Rogers Communications Inc. is gauging investor appetite for a hybrid security, a funding strategy that blends characteristics of debt and equity and may help the company preserve its investment-grade rating after a recent spending binge.
The Toronto-based telecommunications services provider on Tuesday held telephone calls with bond investors to assess their interest in such a sale, according to three people with direct knowledge of the matter, who asked not to be identified discussing private conversations. The proposed security would have a 60-year maturity, a call option after five years, and preliminarily is being offered at a yield between 5 per cent and 5.25 per cent, the people said.
A representative for Rogers declined to comment, and the telecom company hasn’t announced any debt transaction.
Rogers spent about $3.3 billion in the latest government auction of wireless airwaves, more than triple the base-case forecast of S&P Global Ratings. The ratings company has had Rogers on review for a potential downgrade since March, when Rogers unveiled a planned $26 billion, debt-funded purchase of Shaw Communications Inc.

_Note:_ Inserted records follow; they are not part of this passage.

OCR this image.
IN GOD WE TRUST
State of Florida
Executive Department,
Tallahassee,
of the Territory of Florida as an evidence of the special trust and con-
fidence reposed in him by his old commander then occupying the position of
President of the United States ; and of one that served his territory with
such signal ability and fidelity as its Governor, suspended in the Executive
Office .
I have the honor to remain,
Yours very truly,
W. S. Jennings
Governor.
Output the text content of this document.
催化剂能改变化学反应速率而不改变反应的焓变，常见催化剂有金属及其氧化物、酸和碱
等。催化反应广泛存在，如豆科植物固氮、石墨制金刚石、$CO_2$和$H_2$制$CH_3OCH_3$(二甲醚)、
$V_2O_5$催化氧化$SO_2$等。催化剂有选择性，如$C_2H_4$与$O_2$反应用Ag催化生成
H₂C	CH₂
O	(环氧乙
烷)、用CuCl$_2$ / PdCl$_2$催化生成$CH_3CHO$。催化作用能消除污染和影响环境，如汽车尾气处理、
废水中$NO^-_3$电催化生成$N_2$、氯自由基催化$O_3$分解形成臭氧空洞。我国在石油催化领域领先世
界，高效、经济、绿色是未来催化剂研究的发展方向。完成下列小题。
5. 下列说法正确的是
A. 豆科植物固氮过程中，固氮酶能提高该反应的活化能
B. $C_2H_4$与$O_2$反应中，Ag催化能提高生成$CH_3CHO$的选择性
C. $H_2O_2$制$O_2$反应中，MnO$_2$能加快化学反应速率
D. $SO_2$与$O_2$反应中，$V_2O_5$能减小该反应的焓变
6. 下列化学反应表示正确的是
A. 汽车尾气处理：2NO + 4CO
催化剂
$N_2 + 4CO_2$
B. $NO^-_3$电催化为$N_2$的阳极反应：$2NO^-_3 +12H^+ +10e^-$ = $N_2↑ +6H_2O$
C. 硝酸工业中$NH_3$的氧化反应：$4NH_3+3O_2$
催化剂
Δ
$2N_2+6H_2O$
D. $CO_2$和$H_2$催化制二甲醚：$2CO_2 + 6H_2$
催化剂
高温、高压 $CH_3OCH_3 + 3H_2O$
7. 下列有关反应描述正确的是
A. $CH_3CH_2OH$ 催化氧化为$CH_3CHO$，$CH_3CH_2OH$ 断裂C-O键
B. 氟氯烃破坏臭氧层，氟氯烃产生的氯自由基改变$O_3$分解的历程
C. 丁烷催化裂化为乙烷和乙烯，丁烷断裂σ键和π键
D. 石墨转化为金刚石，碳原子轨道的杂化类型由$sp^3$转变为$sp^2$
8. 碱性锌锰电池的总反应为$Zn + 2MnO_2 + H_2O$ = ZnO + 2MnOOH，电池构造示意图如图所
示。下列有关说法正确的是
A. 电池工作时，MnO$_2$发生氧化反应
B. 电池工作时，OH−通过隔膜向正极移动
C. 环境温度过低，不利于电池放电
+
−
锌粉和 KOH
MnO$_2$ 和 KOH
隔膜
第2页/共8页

In a note on Sept. 22, S&P analyst Aniki Saha-Yannopoulos said that Rogers’ “management is exploring various funding options, which could include hybrids, and sale of non-core asset sales to fund the investment” in Shaw, adding that a hybrid offering would help Rogers keep its debt leverage ratios below a certain threshold. Rogers has a rating of BBB+, S&P’s third-lowest investment grade.
Companies issue hybrid bonds to beef up their balance sheet as rating companies treat them partly as equity. Generally speaking, investors in hybrids take on the second-most risk after stockholders, because the securities are subordinate to more senior layers of debt in priority for payment.